03 de março, 2006 - 19h04 GMT (16h04 Brasília)
A Rússia apelou ao Hamas para se tranformar em uma organização política que reconheça o direito de Israel de existir e respeite os acordos de paz assinados com o país.
O ministro das Relações Exteriores, Sergei Lavrov, fez o apelo durante um encontro nesta sexta-feira com os líderes do grupo militante palestino, em Moscou.
O líder político do Hamas, Khaled Meshaal, disse que as conversas estão sendo abertas e construtivas.
No entanto, antes do encontro, ele havia descartado uma mudança na posição em relação ao Estado israelense.
"A questão do reconhecimento é uma questão decidida", disse Meshaal ao chegar a Moscou. "Nós não pretendemos reconhecer Israel."
O representante do Hamas também insistiu que Israel deve se retirar dos territórios ocupados em 1967, se quiser paz.
Acordo de Paz
Lavrov disse que a Rússia fará todo o possível para alcançar um acordo de paz no Oriente Médio e que respeita a escolha democrática do povo palestino que elegeu o Hamas.
As conversas marcam o afastamento da Rússia dos outros membros do chamado quarteto para a paz no Oriente Médio.
E foram duramente criticadas pelo governo israelense. Um ministro do país chamou a negociação de "uma punhalada nas costas".
A Europa e os Estados Unidos ainda consideram o Hamas como uma organização terrorista. O grupo realizou centenas de ataques contra alvos israelenses desde 1990.

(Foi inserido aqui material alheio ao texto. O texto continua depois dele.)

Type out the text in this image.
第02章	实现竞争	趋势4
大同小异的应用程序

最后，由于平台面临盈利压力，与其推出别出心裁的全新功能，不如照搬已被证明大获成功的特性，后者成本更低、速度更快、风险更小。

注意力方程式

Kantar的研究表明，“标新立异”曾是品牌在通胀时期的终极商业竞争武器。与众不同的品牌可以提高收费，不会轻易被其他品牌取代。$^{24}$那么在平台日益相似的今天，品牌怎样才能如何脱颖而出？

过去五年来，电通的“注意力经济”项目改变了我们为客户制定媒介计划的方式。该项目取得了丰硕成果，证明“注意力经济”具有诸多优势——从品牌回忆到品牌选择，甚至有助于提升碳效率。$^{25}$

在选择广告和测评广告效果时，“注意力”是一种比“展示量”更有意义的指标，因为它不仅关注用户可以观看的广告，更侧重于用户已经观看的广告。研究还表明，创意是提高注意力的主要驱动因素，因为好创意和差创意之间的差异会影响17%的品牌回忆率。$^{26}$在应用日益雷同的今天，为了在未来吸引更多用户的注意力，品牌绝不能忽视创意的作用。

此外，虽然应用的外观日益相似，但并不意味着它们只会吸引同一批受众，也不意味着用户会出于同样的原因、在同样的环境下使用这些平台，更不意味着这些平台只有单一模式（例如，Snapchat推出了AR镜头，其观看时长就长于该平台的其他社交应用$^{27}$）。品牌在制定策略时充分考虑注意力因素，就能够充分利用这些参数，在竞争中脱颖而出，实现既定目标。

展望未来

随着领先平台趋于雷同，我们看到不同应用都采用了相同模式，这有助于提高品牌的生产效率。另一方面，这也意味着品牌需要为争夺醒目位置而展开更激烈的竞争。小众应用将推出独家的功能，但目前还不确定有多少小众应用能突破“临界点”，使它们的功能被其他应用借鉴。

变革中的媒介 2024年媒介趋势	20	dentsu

Lavrov disse acreditar que "o Hamas não terá nenhum sério futuro, se o Hamas não mudar".
Meshaal respondeu que o Hamas tem interesse de que a Rússia "tenha um papel especial na questão palestina".
E disse esperar que "a Rússia proteja os direitos legítimos do povo palestino".
O presidente Vladimir Putin convidou o grupo a Moscou, mas não vai encontrar-se com os seus líderes.